Just when you thought that there was no more material left to mine from the sordid lives of John Wayne Gacy and Richard Speck, the trio delivers catchy — if juvenile to a degree — odes to a barbecue gone wrong at the former's house ("Stinky") and the gender dysphoria of the latter ("Richard Speck Has Big Breasts"). The most sublimely ridiculous of the record's singalong side is "Them Dry Bones", a twist on the common folk song talking about what bones connect to each other, which turns it into a tale inspired by 19th-century serial killer H.H. Holmes.
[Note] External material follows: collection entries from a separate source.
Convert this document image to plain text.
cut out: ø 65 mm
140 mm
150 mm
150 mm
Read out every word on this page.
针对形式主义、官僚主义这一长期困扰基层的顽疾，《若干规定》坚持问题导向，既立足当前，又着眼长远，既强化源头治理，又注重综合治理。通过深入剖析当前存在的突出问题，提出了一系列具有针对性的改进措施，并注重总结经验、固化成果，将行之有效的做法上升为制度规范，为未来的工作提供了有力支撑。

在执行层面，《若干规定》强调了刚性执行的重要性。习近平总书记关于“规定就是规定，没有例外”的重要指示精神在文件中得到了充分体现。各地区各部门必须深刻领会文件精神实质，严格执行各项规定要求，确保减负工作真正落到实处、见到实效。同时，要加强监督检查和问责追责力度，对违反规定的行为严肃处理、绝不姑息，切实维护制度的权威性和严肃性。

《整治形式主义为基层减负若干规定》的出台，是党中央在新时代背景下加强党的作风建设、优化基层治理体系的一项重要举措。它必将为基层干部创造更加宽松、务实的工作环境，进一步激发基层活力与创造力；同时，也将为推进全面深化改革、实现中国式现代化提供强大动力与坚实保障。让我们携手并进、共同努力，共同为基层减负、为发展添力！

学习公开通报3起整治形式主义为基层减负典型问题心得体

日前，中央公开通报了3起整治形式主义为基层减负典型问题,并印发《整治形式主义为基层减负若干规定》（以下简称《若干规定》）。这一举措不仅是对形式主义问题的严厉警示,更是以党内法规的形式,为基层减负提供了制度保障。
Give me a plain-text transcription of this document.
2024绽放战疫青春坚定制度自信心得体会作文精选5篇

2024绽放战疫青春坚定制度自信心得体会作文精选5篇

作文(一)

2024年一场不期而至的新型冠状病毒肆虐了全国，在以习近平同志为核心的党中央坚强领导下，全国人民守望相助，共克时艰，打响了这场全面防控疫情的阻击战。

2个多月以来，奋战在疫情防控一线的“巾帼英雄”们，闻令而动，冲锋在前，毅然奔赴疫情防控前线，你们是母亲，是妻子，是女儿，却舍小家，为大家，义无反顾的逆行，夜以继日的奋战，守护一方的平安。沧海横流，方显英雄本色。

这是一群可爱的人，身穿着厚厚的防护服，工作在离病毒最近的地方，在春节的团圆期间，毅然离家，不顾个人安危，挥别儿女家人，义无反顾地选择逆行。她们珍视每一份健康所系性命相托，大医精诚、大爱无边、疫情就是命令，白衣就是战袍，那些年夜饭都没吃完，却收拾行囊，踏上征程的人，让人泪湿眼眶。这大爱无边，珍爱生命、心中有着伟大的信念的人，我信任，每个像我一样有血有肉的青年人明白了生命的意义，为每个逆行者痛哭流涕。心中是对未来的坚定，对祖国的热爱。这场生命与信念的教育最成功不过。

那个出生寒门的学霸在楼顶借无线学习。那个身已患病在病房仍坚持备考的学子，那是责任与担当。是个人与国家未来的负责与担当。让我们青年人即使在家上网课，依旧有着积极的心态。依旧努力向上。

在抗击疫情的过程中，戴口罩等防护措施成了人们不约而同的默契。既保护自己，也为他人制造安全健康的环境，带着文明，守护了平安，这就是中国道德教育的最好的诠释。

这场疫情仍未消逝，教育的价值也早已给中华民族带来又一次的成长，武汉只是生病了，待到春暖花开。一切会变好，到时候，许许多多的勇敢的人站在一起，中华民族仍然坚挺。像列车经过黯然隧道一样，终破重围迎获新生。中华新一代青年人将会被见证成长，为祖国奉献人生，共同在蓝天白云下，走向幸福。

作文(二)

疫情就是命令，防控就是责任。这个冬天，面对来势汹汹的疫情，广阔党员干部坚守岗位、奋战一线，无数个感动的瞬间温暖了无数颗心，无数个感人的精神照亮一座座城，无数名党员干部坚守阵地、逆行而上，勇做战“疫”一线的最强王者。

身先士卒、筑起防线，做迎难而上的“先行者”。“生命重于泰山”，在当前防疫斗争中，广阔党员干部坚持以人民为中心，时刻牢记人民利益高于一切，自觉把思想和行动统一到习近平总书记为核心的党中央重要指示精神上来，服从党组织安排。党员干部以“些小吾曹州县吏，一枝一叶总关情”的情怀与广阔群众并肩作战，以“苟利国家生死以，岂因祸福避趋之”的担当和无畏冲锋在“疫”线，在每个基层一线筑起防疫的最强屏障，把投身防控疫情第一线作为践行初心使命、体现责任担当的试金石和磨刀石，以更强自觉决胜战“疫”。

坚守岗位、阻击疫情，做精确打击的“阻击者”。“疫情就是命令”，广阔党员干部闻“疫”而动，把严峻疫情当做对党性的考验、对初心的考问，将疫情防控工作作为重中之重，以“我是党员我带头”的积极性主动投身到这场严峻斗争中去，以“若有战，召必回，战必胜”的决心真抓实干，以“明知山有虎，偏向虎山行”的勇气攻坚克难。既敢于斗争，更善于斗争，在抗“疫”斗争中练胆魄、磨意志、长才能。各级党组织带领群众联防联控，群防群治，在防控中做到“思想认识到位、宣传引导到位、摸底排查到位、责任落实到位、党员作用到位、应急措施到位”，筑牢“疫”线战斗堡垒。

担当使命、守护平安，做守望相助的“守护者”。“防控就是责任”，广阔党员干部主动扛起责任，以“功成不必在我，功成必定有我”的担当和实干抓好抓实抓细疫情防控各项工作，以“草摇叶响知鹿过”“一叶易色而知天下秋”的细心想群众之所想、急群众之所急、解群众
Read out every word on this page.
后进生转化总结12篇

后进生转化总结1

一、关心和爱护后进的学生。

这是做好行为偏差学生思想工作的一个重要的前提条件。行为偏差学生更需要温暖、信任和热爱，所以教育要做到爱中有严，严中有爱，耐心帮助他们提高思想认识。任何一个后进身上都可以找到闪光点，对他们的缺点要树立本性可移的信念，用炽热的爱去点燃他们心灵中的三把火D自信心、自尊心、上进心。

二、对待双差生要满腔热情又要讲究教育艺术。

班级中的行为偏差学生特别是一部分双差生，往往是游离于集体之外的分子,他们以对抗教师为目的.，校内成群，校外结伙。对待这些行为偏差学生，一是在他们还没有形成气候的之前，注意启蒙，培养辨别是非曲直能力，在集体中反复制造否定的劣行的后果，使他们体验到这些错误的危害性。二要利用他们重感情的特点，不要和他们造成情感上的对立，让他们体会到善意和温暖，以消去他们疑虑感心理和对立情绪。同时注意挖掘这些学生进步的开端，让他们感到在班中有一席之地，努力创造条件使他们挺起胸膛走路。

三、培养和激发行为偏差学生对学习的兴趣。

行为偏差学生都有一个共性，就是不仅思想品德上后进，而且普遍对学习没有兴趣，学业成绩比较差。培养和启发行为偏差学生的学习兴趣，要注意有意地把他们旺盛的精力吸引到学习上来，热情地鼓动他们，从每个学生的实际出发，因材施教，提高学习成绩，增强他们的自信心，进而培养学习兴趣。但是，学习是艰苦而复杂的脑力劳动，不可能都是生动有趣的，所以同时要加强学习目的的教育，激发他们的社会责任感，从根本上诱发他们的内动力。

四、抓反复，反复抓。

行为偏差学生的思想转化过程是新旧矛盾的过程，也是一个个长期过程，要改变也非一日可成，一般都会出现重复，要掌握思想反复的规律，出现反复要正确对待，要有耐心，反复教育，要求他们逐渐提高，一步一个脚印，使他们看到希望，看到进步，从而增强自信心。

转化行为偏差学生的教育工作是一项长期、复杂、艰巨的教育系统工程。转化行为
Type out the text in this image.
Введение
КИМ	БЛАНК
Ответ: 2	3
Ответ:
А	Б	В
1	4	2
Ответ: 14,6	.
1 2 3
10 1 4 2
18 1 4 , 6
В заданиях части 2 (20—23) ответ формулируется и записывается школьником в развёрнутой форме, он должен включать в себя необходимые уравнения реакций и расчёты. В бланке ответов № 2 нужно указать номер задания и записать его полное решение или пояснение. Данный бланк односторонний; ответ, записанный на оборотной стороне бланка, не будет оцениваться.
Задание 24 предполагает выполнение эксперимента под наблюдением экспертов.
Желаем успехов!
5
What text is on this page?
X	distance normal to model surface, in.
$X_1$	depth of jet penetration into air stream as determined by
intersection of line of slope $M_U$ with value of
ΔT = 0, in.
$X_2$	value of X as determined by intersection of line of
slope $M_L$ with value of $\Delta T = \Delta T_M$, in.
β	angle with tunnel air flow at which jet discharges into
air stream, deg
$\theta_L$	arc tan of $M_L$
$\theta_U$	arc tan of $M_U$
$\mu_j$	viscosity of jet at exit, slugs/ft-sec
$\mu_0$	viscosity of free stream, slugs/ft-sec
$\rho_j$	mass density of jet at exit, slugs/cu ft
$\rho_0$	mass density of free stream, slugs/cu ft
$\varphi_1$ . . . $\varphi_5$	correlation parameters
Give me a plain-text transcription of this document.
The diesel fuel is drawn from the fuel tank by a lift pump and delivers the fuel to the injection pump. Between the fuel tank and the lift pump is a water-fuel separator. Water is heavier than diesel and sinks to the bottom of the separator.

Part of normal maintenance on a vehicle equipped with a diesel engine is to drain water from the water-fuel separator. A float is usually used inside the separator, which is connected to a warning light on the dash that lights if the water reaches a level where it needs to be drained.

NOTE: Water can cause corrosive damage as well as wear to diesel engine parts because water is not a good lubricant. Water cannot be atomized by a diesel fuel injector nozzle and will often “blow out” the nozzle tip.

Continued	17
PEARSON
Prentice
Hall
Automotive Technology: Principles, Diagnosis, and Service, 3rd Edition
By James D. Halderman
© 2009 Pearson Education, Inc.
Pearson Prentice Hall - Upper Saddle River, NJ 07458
The final result is maybe the funnest bone-themed song since Tim Robinson graced fans of Netflix's "I Think You Should Leave" with "The Night the Skeletons Came to Life". Almost as ridiculous though is "Wheels On The Bug", which sees the band turning the popular children's nursery rhyme "Wheels On The Bus" into a horrific tale about Ted Bundy's Volkswagen Bug.
There are no surprises to be found on MACABRE's "Carnival of Killers", and the band's campy humor has always been the primary driver of their musical odes to horrific crimes. But even longtime fans may still lament that, given the nine-year wait, there's not a little bit more metallic meat to the record's bones.